Lab exercise 06, SVM
1, Load, preprocess and explore the data
- A, Download the NBA Matches 2013-2018 dataset from Kaggle: https://www.kaggle.com/mariodrusso/nba-matches-2013-18
- B, Each game appears twice in the database. Both time the match is marked from the view of the given team. Keep only those matches, where the match is marked from the viewpoint of the home team! (You may need to check and understand the column names.)
- C, Convert the ‘Result’ column to binary, which marks if the home team won (1) or lost (0).
- D, Create two datasets, one with all the matches that were played in 2015 and one with all the matches that were played in 2016.
- E, Keep only the following columns for both:
[‘Result’, ‘2-Point Field Goals’, ‘2-point Field Goal Attempts’, ‘3-Point Field Goals’, ‘3-Point Field Goal Attempts’, ‘Free Throws’, ‘Free Throw Attempts’]
2, Data exploration - you need to complete this task only for the 2015 data
- A, Show the Pearson correlations between all the remained columns.
- B-C-D, Make 3 plots, that can reveal any interesting hidden connection in the dataset.
Make publication-ready figures: axis labels, title, legend, easy-to-read fontsize etc..
3, SVM - for this step use 2015 for fitting the models and for validation use the 2016 data
- A, with keeping all the other parameters at their default values, fit SVM with the following three kernels: [‘linear’, ‘poly’, ‘rbf’]
- B, Ehh… poly is pretty slow, isn’t it?
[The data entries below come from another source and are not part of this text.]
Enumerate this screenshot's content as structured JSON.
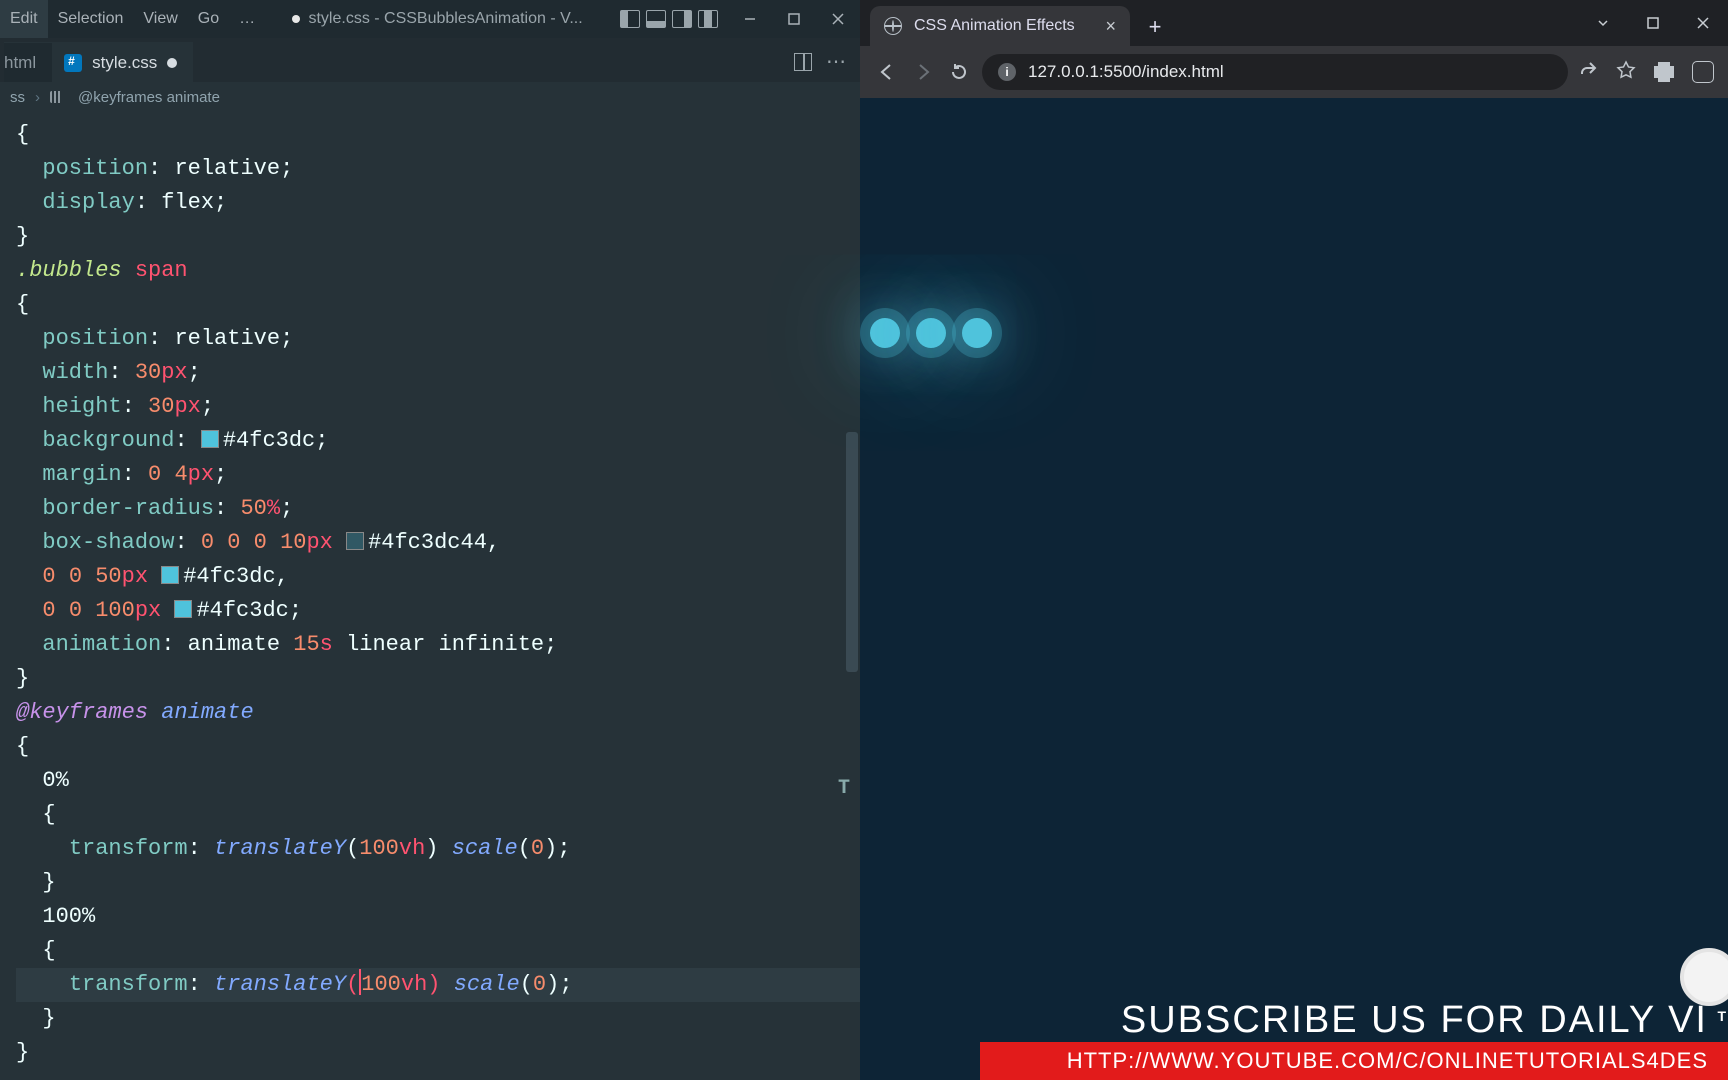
{
  "vscode": {
    "menu": [
      "Edit",
      "Selection",
      "View",
      "Go",
      "…"
    ],
    "window_title": "style.css - CSSBubblesAnimation - V...",
    "tabs": {
      "first_partial": "html",
      "active_name": "style.css"
    },
    "breadcrumb": {
      "file_label": "ss",
      "sep": "›",
      "symbol": "@keyframes animate"
    },
    "code": {
      "l1": "{",
      "l2_prop": "position",
      "l2_val": "relative",
      "l3_prop": "display",
      "l3_val": "flex",
      "l4": "}",
      "l5_sel1": ".bubbles",
      "l5_sel2": "span",
      "l6": "{",
      "l7_prop": "position",
      "l7_val": "relative",
      "l8_prop": "width",
      "l8_num": "30",
      "l8_unit": "px",
      "l9_prop": "height",
      "l9_num": "30",
      "l9_unit": "px",
      "l10_prop": "background",
      "l10_hex": "#4fc3dc",
      "l11_prop": "margin",
      "l11_a": "0",
      "l11_b": "4",
      "l11_unit": "px",
      "l12_prop": "border-radius",
      "l12_num": "50",
      "l12_unit": "%",
      "l13_prop": "box-shadow",
      "l13_z": "0",
      "l13_n": "10",
      "l13_u": "px",
      "l13_hex": "#4fc3dc44",
      "l14_z": "0",
      "l14_n": "50",
      "l14_u": "px",
      "l14_hex": "#4fc3dc",
      "l15_z": "0",
      "l15_n": "100",
      "l15_u": "px",
      "l15_hex": "#4fc3dc",
      "l16_prop": "animation",
      "l16_name": "animate",
      "l16_dur": "15",
      "l16_du": "s",
      "l16_tf": "linear",
      "l16_ic": "infinite",
      "l17": "}",
      "l18_at": "@keyframes",
      "l18_name": "animate",
      "l19": "{",
      "l20": "0%",
      "l21": "{",
      "l22_prop": "transform",
      "l22_fn1": "translateY",
      "l22_n1": "100",
      "l22_u1": "vh",
      "l22_fn2": "scale",
      "l22_n2": "0",
      "l23": "}",
      "l24": "100%",
      "l25": "{",
      "l26_prop": "transform",
      "l26_fn1": "translateY",
      "l26_n1": "100",
      "l26_u1": "vh",
      "l26_fn2": "scale",
      "l26_n2": "0",
      "l27": "}",
      "l28": "}"
    }
  },
  "browser": {
    "tab_title": "CSS Animation Effects",
    "url": "127.0.0.1:5500/index.html"
  },
  "overlay": {
    "subscribe": "SUBSCRIBE US FOR DAILY VI",
    "url": "HTTP://WWW.YOUTUBE.COM/C/ONLINETUTORIALS4DES",
    "t": "T"
  },
  "colors": {
    "bubble": "#4fc3dc",
    "bubble_shadow": "#4fc3dc44"
  }
}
Apply some data transformation that we learnt in the previous lessons to speed it up!
- C, Select one of the kernels and perform a hyperparameter search for a few selected parameters (fit the SVM with different parameters on the 2015 data and evaluate it on the 2016 data). Plot the results (use accuracy as a metric).
4, SVM decision boundary
- A, Fit an SVM for the [‘Free Throws’, ‘3-Point Field Goals’] variables to predict the match results. For the fitting use the 2015 data. Do not normalize the data.
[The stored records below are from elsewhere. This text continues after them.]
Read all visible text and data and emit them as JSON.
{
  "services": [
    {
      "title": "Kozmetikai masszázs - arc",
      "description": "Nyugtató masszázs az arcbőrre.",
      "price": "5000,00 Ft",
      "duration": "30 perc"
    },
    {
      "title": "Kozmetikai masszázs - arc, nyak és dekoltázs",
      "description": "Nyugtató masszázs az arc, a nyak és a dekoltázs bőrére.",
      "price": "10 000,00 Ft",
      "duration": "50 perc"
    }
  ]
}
The SVM should have the following parameters: C=0.75, kernel=’rbf’, leave the other parameters at its default values! - B, Print the prediction accuracy and plot the ROC curce for both the 2015 and the 2016 data.
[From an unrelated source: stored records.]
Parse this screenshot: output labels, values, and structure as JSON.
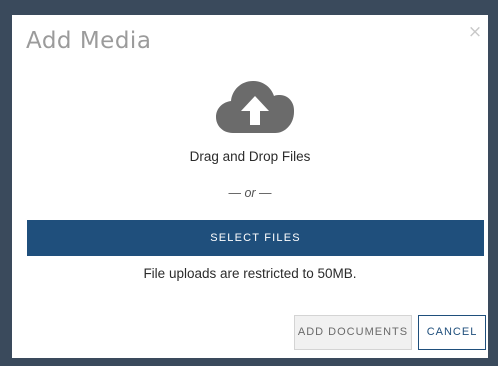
{
  "modal": {
    "title": "Add Media",
    "close_label": "×",
    "upload_icon": "cloud-upload-icon",
    "drag_text": "Drag and Drop Files",
    "or_text": "— or —",
    "select_files_label": "SELECT FILES",
    "restriction_text": "File uploads are restricted to 50MB.",
    "add_documents_label": "ADD DOCUMENTS",
    "cancel_label": "CANCEL"
  },
  "colors": {
    "primary": "#1f4f7c",
    "backdrop": "#3a4a5c",
    "icon": "#6b6b6b"
  }
}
- C, Plot the decision function for the fitted SVM alongside with the points!
Hint: we expect a plot similar to this one:
Hints:
- Decorate your notebook with, questions, explanation etc, make it self contained and understandable!
- Comments you code
- Write functions for repetitive tasks!
- Use the pandas package for data loading and handling
- Use matplotlib for plotting or bokeh and plotly for interactive investigation
- Use the scikit learn package for almost everything
- Use for loops only if it is really necessary!